Ahora llaman memes a nuestro ADN cultural, un eufemismo para hablar de la economía de mercado que se engrasa en nuestras células a base de la mimesis y de los latigazos de los medios comerciales –anuncios, sí, anuncios-, en los que nada pinta la herencia biológica, el pelo ensortijado de una madre o la bravura enérgica de un padre. En otras gramáticas no hemos desperdiciado más tintas que en las del consumo. Ni siquiera los cuadernillos Rubio podían advertirnos de nuestro destino.
Alguien ha comprado hoy a nuestro Goofy (se dice contratado; ah, perdón).
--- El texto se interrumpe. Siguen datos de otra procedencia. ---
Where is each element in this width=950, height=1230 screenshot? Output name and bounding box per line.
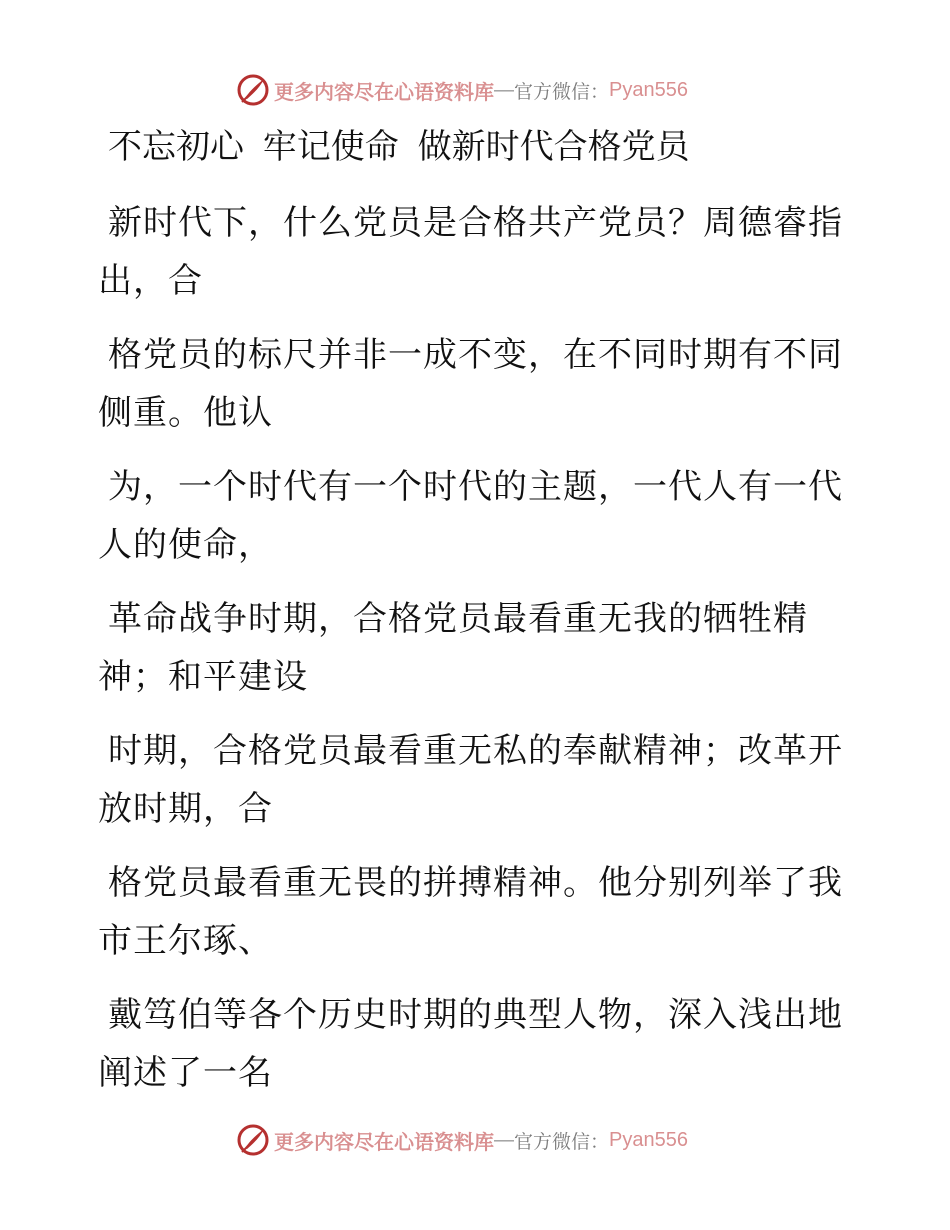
paragraph-line: 时期，合格党员最看重无私的奉献精神；改革开 [108, 731, 843, 771]
banner-wechat-label: 官方微信： [514, 80, 610, 103]
paragraph [98, 194, 843, 310]
paragraph-line: 戴笃伯等各个历史时期的典型人物，深入浅出地 [108, 995, 843, 1035]
paragraph-line: 放时期，合 [98, 789, 273, 829]
paragraph-line: 神；和平建设 [98, 657, 308, 697]
paragraph-line: 新时代下，什么党员是合格共产党员？周德睿指 [108, 203, 843, 243]
paragraph-line: 侧重。他认 [98, 393, 273, 433]
paragraph [98, 326, 843, 442]
paragraph [98, 458, 843, 574]
paragraph [98, 590, 838, 706]
banner-wechat-id: Pyan556 [609, 1128, 688, 1151]
banner-separator: — [494, 78, 514, 101]
paragraph [98, 722, 843, 838]
banner-separator: — [494, 1128, 514, 1151]
quill-logo-icon [236, 1123, 270, 1157]
paragraph-line: 格党员的标尺并非一成不变，在不同时期有不同 [108, 335, 843, 375]
header-banner [236, 72, 688, 108]
footer-banner [236, 1122, 688, 1158]
paragraph-line: 革命战争时期，合格党员最看重无我的牺牲精 [108, 599, 808, 639]
paragraph-line: 市王尔琢、 [98, 921, 273, 961]
paragraph [98, 986, 843, 1102]
document-title: 不忘初心 牢记使命 做新时代合格党员 [108, 127, 690, 167]
paragraph-line: 为，一个时代有一个时代的主题，一代人有一代 [108, 467, 843, 507]
paragraph-line: 出，合 [98, 261, 203, 301]
banner-brand-text: 更多内容尽在心语资料库 [274, 1129, 494, 1154]
banner-wechat-id: Pyan556 [609, 78, 688, 101]
banner-brand-text: 更多内容尽在心语资料库 [274, 79, 494, 104]
paragraph-line: 人的使命， [98, 525, 273, 565]
paragraph [98, 854, 843, 970]
banner-wechat-label: 官方微信： [514, 1130, 610, 1153]
quill-logo-icon [236, 73, 270, 107]
paragraph-line: 阐述了一名 [98, 1053, 273, 1093]
paragraph-line: 格党员最看重无畏的拼搏精神。他分别列举了我 [108, 863, 843, 903]
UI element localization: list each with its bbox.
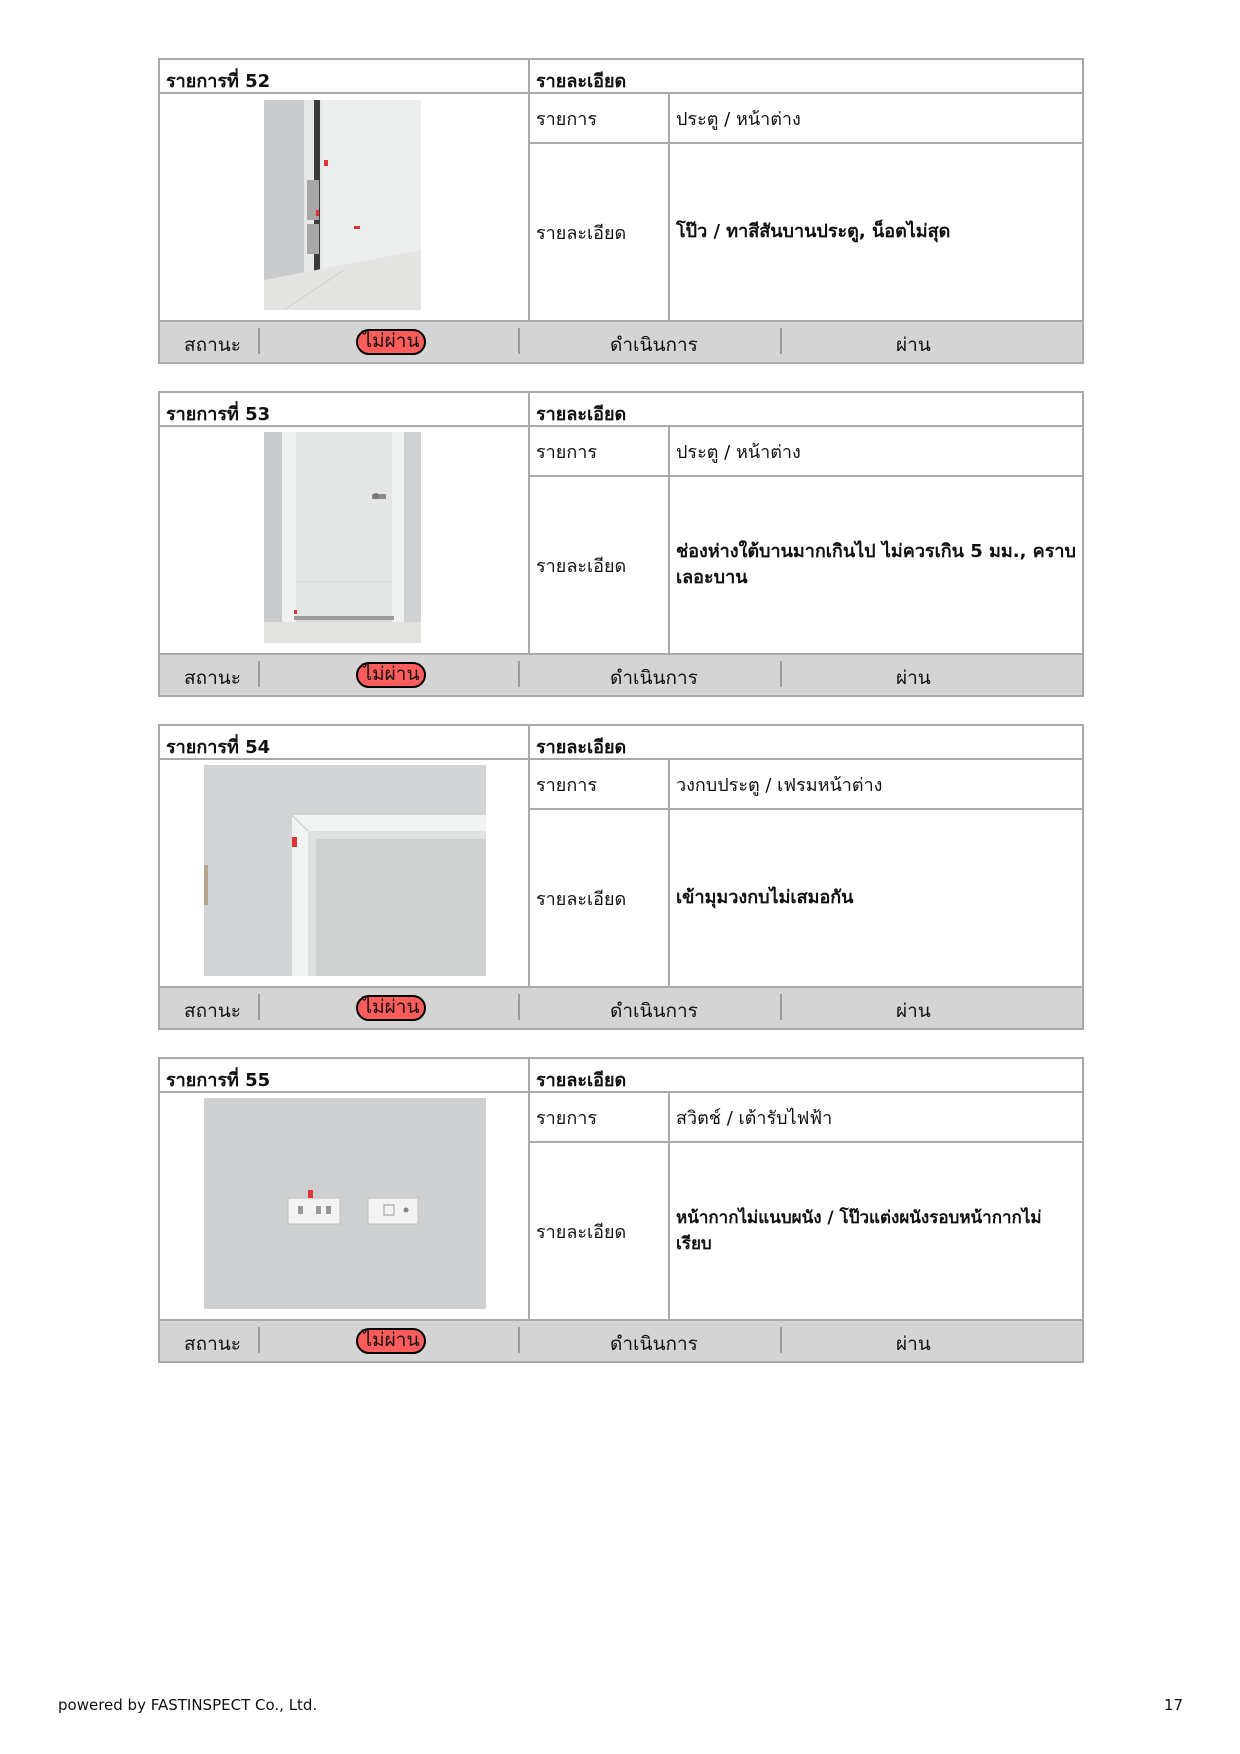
detail-rows <box>530 427 1082 653</box>
item-value: ประตู / หน้าต่าง <box>676 108 801 130</box>
status-label: สถานะ <box>184 667 241 689</box>
card-header <box>160 1059 1082 1093</box>
item-title: รายการที่ 54 <box>160 726 530 758</box>
status-in-progress[interactable]: ดำเนินการ <box>610 334 698 356</box>
status-label: สถานะ <box>184 1000 241 1022</box>
divider <box>258 328 260 354</box>
detail-value: เข้ามุมวงกบไม่เสมอกัน <box>676 887 854 908</box>
detail-value: หน้ากากไม่แนบผนัง / โป๊วแต่งผนังรอบหน้ากากไม่เรียบ <box>676 1208 1042 1254</box>
status-fail-badge[interactable]: ไม่ผ่าน <box>356 1328 426 1354</box>
item-row <box>530 94 1082 144</box>
detail-value: ช่องห่างใต้บานมากเกินไป ไม่ควรเกิน 5 มม., คราบเลอะบาน <box>676 541 1076 588</box>
card-body <box>160 94 1082 322</box>
photo-cell <box>160 427 530 653</box>
inspection-card-53 <box>158 391 1084 697</box>
status-bar <box>160 655 1082 695</box>
item-row <box>530 427 1082 477</box>
item-value: วงกบประตู / เฟรมหน้าต่าง <box>676 774 883 796</box>
inspection-card-54 <box>158 724 1084 1030</box>
divider <box>780 994 782 1020</box>
card-header <box>160 726 1082 760</box>
detail-rows <box>530 1093 1082 1319</box>
detail-header: รายละเอียด <box>536 404 627 425</box>
status-fail-badge[interactable]: ไม่ผ่าน <box>356 995 426 1021</box>
item-label: รายการ <box>530 94 670 142</box>
door-hinge-photo[interactable] <box>264 100 421 310</box>
status-bar <box>160 322 1082 362</box>
status-fail-badge[interactable]: ไม่ผ่าน <box>356 662 426 688</box>
detail-header: รายละเอียด <box>536 71 627 92</box>
divider <box>780 1327 782 1353</box>
divider <box>518 328 520 354</box>
page-number: 17 <box>1164 1696 1184 1714</box>
detail-row <box>530 810 1082 986</box>
photo-cell <box>160 1093 530 1319</box>
item-title: รายการที่ 53 <box>160 393 530 425</box>
card-body <box>160 1093 1082 1321</box>
item-title: รายการที่ 52 <box>160 60 530 92</box>
detail-row <box>530 1143 1082 1319</box>
divider <box>518 1327 520 1353</box>
divider <box>258 661 260 687</box>
status-pass[interactable]: ผ่าน <box>896 1333 931 1355</box>
detail-header: รายละเอียด <box>536 737 627 758</box>
divider <box>258 1327 260 1353</box>
divider <box>780 328 782 354</box>
footer-powered-by: powered by FASTINSPECT Co., Ltd. <box>58 1696 318 1714</box>
detail-header: รายละเอียด <box>536 1070 627 1091</box>
detail-label: รายละเอียด <box>530 144 670 320</box>
divider <box>518 661 520 687</box>
divider <box>258 994 260 1020</box>
item-value: ประตู / หน้าต่าง <box>676 441 801 463</box>
status-label: สถานะ <box>184 1333 241 1355</box>
card-body <box>160 760 1082 988</box>
item-label: รายการ <box>530 760 670 808</box>
status-bar <box>160 988 1082 1028</box>
photo-cell <box>160 94 530 320</box>
detail-rows <box>530 94 1082 320</box>
inspection-card-55 <box>158 1057 1084 1363</box>
status-fail-badge[interactable]: ไม่ผ่าน <box>356 329 426 355</box>
wall-outlet-photo[interactable] <box>204 1098 486 1309</box>
status-bar <box>160 1321 1082 1361</box>
item-value: สวิตช์ / เต้ารับไฟฟ้า <box>676 1107 833 1129</box>
status-in-progress[interactable]: ดำเนินการ <box>610 1000 698 1022</box>
item-label: รายการ <box>530 1093 670 1141</box>
detail-row <box>530 144 1082 320</box>
item-row <box>530 1093 1082 1143</box>
item-row <box>530 760 1082 810</box>
detail-value: โป๊ว / ทาสีสันบานประตู, น็อตไม่สุด <box>676 221 951 242</box>
status-in-progress[interactable]: ดำเนินการ <box>610 1333 698 1355</box>
status-in-progress[interactable]: ดำเนินการ <box>610 667 698 689</box>
item-label: รายการ <box>530 427 670 475</box>
card-header <box>160 60 1082 94</box>
photo-cell <box>160 760 530 986</box>
detail-label: รายละเอียด <box>530 477 670 653</box>
door-frame-corner-photo[interactable] <box>204 765 486 976</box>
status-pass[interactable]: ผ่าน <box>896 667 931 689</box>
detail-rows <box>530 760 1082 986</box>
item-title: รายการที่ 55 <box>160 1059 530 1091</box>
detail-row <box>530 477 1082 653</box>
status-pass[interactable]: ผ่าน <box>896 334 931 356</box>
divider <box>780 661 782 687</box>
detail-label: รายละเอียด <box>530 810 670 986</box>
card-body <box>160 427 1082 655</box>
card-header <box>160 393 1082 427</box>
divider <box>518 994 520 1020</box>
status-label: สถานะ <box>184 334 241 356</box>
door-gap-photo[interactable] <box>264 432 421 643</box>
detail-label: รายละเอียด <box>530 1143 670 1319</box>
status-pass[interactable]: ผ่าน <box>896 1000 931 1022</box>
inspection-card-52 <box>158 58 1084 364</box>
El perrito de las orejas gachas se ha enrolado en el transatlántico de una multinacional de renombre con mucho futuro, y le hace la corte a Minnie mientras Mickey todavía se pasea por los encerados de los teatrillos, luciendo cornamenta de apaleado al tiempo que gasta sus horas de asueto vendiendo hamburguesas dobles con patatas en la Plaza Roja de Moscú.
Hoy que el abuelo ha muerto y la abuela vive su alzheimer en un centro de día, quiero pensar que en el cine insonoro de nuestra memoria todavía parpadea un leve atisbo de luz de celuloide, que corre hacia atrás, aunque a destiempo, mientras nos zarandeamos sorteando los setos recién alzados en los parqués internacionales, y que todavía vale la pena tener presente que habitamos entre personajes que no merecen nuestros sueños, ni nuestros juegos de niños. Lo merecen, eso sí, el recuerdo de tiempos remotos, la lucha y la rebeldía, el eterno descontento con el establishment y algunas páginas de Verne. O de Poe.